He then gives various instances of methods actually put in practice amongst the churches and denominations which indicate the renunciation of faith and an exclusive reliance on worldy agencies and he then continues:
“The Joint Commission on Clergy Pensions, appointed by the General Convention of 1913, made as the basis for apportionment, not the services of self-denial of, but the amount of stipend received by, the clergy eligible for pension, thus penalizing the priest who, for the love of God, sacrificed a larger income to accept work in the most needed places where toil is abundant and money scarce. It must be evident, of course, that the motive of the Commission is not an endorsement of the blasphemous gospel of Success, by adding penalty to the self-denying clergy; what is painfully obvious is their apparent unbounded confidence that there are no clergy sufficiently foolish to sacrifice stipend at the call of faith’s venture! And since the Armistice, the only real activity in organized religion has been a series of “drives” for vast sums of money, in most cases professionally directed.

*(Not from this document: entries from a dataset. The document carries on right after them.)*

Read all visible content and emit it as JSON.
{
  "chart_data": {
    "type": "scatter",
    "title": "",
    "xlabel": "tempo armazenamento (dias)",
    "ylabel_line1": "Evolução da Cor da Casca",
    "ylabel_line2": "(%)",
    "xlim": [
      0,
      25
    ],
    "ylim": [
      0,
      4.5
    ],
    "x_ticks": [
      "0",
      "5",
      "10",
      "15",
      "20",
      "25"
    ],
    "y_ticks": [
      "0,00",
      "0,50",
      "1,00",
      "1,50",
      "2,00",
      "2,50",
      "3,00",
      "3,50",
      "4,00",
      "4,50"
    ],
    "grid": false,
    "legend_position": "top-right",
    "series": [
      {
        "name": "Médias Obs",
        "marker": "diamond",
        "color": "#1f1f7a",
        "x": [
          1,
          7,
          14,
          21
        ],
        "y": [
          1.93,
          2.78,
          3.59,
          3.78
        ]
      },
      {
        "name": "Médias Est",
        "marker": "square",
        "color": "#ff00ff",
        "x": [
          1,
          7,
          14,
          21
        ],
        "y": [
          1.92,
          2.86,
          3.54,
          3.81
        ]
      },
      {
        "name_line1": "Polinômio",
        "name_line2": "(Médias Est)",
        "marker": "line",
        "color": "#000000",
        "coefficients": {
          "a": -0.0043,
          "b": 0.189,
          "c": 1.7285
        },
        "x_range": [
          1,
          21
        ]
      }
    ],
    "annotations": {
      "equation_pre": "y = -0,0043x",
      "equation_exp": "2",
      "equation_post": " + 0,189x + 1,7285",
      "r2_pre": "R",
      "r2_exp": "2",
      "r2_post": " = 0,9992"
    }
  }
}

“A consideration of a few facts such as the forgoing must readily convince even the most unimaginative person that whatever power faith might have had in the past, it counts for little today; that its secrets, its very meaning have been forgotten. Otherwise there could not be this extraordinary exaggeration of the place of money in spiritual operation, and the unblushing, tacit admission that mammon, which Christ so warned against, had been recognized as the master of spiritual situation, instead of the willing servant and useful adjunct of faith it was designed to be in the Christian vision. Indeed they all speak of that, largely unconscious, atmosphere of distrust of God which is so all-prevailing among Christian people today. If the great, positive vice of the age is covetousness, the great negative one is distrust of God; the two invariably go together as parts of a whole—one is the reverse side of the other—for, it is not that we must not, or ought not, but that we “cannot serve God and mammon.” And this atmosphere is one in which faith cannot exist, it is stifled, crushed, killed, except it breathe the pure, sweet air of God, with which it can alone surround itself when human hearts will.